I have read many ways of dealing with it but here are some important points to remember.

  • Focus on the problem not the person. The odor is the problem.  We all have body odor, so why make it personal.  It’s subtle but there is a difference between, “I’ve noticed an odor problem I want to discuss” and “you have an odor”.  You are trying to fix the odor – not the person.
  • Acknowledge the discomfort. Instead of stuttering and stalling, just immediately admit the difficulty of the conversation.  This makes it easier to get to the odor part.  “This is an uncomfortable conversation for both of us, but you are an important part of the team so you are worth it”.

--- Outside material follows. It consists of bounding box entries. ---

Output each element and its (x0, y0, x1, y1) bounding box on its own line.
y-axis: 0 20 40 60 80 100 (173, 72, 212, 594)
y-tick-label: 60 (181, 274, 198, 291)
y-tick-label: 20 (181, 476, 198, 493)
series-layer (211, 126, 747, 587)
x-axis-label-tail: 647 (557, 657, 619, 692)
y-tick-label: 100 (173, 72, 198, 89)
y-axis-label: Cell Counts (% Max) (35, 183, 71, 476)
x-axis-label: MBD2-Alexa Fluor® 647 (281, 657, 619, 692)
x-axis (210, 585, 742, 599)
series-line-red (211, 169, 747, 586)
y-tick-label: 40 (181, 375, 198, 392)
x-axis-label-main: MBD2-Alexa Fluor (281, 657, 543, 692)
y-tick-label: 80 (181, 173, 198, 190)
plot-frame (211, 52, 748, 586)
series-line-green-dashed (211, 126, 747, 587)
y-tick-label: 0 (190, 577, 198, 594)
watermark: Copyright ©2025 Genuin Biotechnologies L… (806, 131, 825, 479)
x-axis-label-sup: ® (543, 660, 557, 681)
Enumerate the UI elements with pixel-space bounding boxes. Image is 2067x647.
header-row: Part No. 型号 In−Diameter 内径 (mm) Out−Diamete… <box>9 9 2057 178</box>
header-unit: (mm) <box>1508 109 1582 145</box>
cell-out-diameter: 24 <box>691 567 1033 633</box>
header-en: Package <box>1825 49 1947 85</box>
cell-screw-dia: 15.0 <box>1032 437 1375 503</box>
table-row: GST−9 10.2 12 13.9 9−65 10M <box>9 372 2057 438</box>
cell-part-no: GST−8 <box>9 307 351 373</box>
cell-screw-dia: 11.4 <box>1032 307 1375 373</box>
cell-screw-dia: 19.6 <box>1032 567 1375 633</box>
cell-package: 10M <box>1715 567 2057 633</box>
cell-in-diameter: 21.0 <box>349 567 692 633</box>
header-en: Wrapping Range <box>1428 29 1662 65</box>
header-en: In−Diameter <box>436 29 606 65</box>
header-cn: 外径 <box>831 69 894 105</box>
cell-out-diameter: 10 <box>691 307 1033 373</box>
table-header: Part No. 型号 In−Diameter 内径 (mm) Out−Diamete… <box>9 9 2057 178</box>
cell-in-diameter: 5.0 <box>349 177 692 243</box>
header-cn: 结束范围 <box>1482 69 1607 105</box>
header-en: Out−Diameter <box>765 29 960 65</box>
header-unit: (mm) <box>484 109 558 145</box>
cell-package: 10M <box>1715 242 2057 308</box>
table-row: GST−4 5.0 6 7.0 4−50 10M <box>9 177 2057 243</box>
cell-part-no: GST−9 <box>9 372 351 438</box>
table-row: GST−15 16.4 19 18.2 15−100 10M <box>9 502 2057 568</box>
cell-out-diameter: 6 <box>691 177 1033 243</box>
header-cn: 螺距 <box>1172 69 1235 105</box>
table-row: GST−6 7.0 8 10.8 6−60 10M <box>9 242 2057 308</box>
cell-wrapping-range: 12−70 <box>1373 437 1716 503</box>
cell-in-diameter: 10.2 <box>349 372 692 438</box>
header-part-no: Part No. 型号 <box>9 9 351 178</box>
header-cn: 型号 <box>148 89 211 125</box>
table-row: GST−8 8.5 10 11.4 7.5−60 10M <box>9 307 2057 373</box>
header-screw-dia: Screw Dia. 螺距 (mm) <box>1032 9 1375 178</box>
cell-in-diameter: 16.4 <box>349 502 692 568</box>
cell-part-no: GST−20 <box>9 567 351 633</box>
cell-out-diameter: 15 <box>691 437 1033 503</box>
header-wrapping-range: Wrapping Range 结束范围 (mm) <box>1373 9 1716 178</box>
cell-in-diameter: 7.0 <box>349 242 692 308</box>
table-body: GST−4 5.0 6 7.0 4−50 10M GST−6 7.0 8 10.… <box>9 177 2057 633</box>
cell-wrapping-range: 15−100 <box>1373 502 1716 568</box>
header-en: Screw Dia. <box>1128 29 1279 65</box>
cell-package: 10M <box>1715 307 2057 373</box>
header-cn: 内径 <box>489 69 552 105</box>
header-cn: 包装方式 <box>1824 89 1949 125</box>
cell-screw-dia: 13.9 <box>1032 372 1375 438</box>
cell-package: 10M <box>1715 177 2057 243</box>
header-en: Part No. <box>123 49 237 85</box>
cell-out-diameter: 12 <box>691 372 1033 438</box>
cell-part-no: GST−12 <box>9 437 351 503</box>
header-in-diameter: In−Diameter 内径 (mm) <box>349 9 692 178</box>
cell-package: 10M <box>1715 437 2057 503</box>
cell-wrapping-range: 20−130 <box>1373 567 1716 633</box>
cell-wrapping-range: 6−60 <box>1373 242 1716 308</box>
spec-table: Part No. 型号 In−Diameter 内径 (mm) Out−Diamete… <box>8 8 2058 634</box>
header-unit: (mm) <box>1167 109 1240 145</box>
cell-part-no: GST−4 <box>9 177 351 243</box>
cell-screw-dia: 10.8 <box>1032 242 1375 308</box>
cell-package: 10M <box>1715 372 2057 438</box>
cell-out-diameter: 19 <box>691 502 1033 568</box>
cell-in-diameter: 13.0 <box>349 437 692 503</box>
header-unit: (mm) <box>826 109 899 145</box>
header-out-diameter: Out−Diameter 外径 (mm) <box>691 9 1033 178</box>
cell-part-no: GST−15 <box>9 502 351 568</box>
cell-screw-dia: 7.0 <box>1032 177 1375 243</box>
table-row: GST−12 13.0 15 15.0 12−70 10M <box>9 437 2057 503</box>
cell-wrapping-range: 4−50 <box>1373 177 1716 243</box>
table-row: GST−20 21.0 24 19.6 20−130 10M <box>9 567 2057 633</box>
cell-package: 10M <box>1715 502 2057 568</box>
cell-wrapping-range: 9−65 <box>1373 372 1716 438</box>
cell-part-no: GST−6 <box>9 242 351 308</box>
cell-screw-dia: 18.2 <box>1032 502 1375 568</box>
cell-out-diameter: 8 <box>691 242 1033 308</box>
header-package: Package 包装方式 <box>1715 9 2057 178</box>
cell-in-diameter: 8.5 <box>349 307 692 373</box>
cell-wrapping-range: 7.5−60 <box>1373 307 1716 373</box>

  • Ease the discomfort. Make it clear that this is not an earth-shattering issue. “This can happen with anyone and we are not the first to have this conversation.”
  • Don’t get into legal trouble. There are, of course, many reasons for an odor problem.  It’s not appropriate, or legal, to pry into a person’s medical issues.  Be supportive not intrusive.  Respect their privacy by politely interrupting any personal medical talk. “Out of respect for your privacy, I don’t need to know the cause of the problem, I just need your assurance that you will fix it.”
  • Be assertive. If you are the manager, you have a responsibility to the rest of the team.  If it is a co-worker, you are being a courageous friend.  Either way, strongly suggest the problem be corrected asap.  Ignoring the problem only increases the chances that a co-worker will take inappropriate measures like leaving rude notes or hygiene products. “We need to discuss this because it can be a workplace disruption that affects everyone.  Now that you are aware of the issue, is it something you can take care of?”
  • Be Respectful. Make it clear that, assuming the problem is resolved, the conversation is a one-time, non-judgmental, never to be mentioned issue. You don’t have to mention that others have noticed the problem.  Make it clear that the conversation started and stayed private. “While you know how to best fix the problem, if there is anything I can do to help you, please let me know.  Everything we discuss is private and, once it’s fixed, it will never be brought up again.”